Как безжалостно ты заставил нас мерзнуть у ограды, а как ты Артура, человека, у которого от злого слова весь день болит душа, чуть не убил кулаком тогда, на матраце, или как ты в сумерках гонял меня по снегу взад и вперед, так что я потом целый час не мог отдышаться. Я ведь не так уж молод“. „Дорогой Иеремия, — сказал К., — ты во всем прав, только излагать все это надо не мне, а Галатеру. Он вас послал по своей воле, я вас у него не выпрашивал. А раз я вас не требовал, значит, я мог отправить вас обратно и охотнее сделал бы это мирным путем, чем силой, но вы явно на это не шли. Кстати, почему вы с самого начала, когда вы ко мне только что пришли, не поговорили со мной так же откровенно, как сейчас?“ „Потому что я был на службе, — сказал Иеремия. — Это же само собой понятно“. „А теперь ты больше не на службе?“ „Теперь уже нет, — сказал Иеремия. — Артур оформил в Замке наш уход со службы, или по крайней мере там сейчас идет оформление, чтобы нас от этой должности освободили“.

„Но ты меня разыскиваешь, как будто ты еще у меня служишь?“ — сказал К. „Нет, — сказал Иеремия. — Разыскиваю я тебя, только чтобы успокоить Фриду. Ведь, когда ты ее оставил ради сестры Варнавы, она почувствовала себя очень несчастной, не столько из за потери, сколько из за твоего предательства;

правда, она уже давно предвидела, что так случится, и очень из за этого страдала. А я как раз подошел к окну школы посмотреть, не образумился ли ты наконец. Но тебя там не было, только Фрида сидела на парте и плакала. Тогда я зашел к ней, и мы договорились. Все уже сделано. Я теперь служу коридорным в гостинице, а Фрида опять там, в буфете. Для Фриды так лучше. Ей не было никакого смысла выходить за тебя замуж. Кроме того, ты не сумел оценить жертву, которую она тебе принесла. А теперь это доброе существо все еще иногда сомневается, справедливо ли мы с тобой поступили, может быть, ты вовсе и не сидел с семейкой Варнавы. И хотя насчет того, где ты, никаких сомнений и быть не могло, я все же отправился сюда, чтобы подтвердить это раз и навсегда;

потому что после всех волнений Фрида заслужила право наконец спокойно заснуть, да и я тоже. Вот я и пошел, и не только нашел тебя тут, но и увидел, что эти девчонки идут за тобой, как на поводке.

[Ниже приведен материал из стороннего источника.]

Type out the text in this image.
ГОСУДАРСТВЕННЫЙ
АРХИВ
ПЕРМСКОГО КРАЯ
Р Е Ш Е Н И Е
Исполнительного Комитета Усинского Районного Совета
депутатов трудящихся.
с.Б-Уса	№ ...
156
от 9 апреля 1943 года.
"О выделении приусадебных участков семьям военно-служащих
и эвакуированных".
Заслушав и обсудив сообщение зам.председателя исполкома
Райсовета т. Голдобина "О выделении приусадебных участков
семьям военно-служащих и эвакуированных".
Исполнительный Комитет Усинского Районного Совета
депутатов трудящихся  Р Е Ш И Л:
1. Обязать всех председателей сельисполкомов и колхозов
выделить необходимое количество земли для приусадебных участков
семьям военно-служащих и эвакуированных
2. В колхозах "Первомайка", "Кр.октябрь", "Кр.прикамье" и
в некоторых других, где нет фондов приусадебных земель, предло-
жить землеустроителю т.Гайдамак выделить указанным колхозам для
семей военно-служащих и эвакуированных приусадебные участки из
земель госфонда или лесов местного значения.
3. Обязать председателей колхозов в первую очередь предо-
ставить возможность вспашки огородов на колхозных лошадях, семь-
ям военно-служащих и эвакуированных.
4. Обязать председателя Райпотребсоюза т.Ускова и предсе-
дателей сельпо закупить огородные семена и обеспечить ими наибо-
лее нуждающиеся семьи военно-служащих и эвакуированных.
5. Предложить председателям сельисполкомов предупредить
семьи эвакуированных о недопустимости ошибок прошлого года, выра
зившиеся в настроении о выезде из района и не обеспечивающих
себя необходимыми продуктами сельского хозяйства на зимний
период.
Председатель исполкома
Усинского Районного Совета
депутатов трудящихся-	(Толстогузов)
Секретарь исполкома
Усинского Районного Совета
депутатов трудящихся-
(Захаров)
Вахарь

Особенно та, чернявая, вот уж дикая кошка, до чего она за тебя заступалась! Что ж, у каждого свой вкус. Во всяком случае, тебе нечего было лезть в обход, через соседский сад, я тут все дороги хорошо знаю“.

Значит, все таки случилось то, что можно было предвидеть, но нельзя было предотвратить. Фрида его бросила. А вдруг это не окончательно, может быть, дело обстоит не так скверно;

Фриду надо было снова завоевать, правда, на нее легко влияли посторонние, особенно эти помощники, считавшие, что у них с Фридой положение одинаковое, и теперь, когда они отказались от службы, они и Фриду подбили уйти, но стоит К. только приблизиться к ней, напомнить ей обо всем, что говорило в его пользу, и она снова с раскаянием вернется к нему, особенно если он сможет оправдать свое пребывание у девушек тем, что они помогли ему достигнуть какого то успеха. Но несмотря на все эти соображения, касавшиеся Фриды, которыми он пытался себя успокоить, он не успокаивался. Только что он хвалился перед Ольгой отношением Фриды к нему и называл ее своей единственной опорой, — оказывается, опора эта не из самых крепких, не нужно было вмешательства высших сил, чтобы отнять Фриду у К., достаточно было этого довольно неаппетитного помощника, этого куска мяса, который порой казался безжизненным.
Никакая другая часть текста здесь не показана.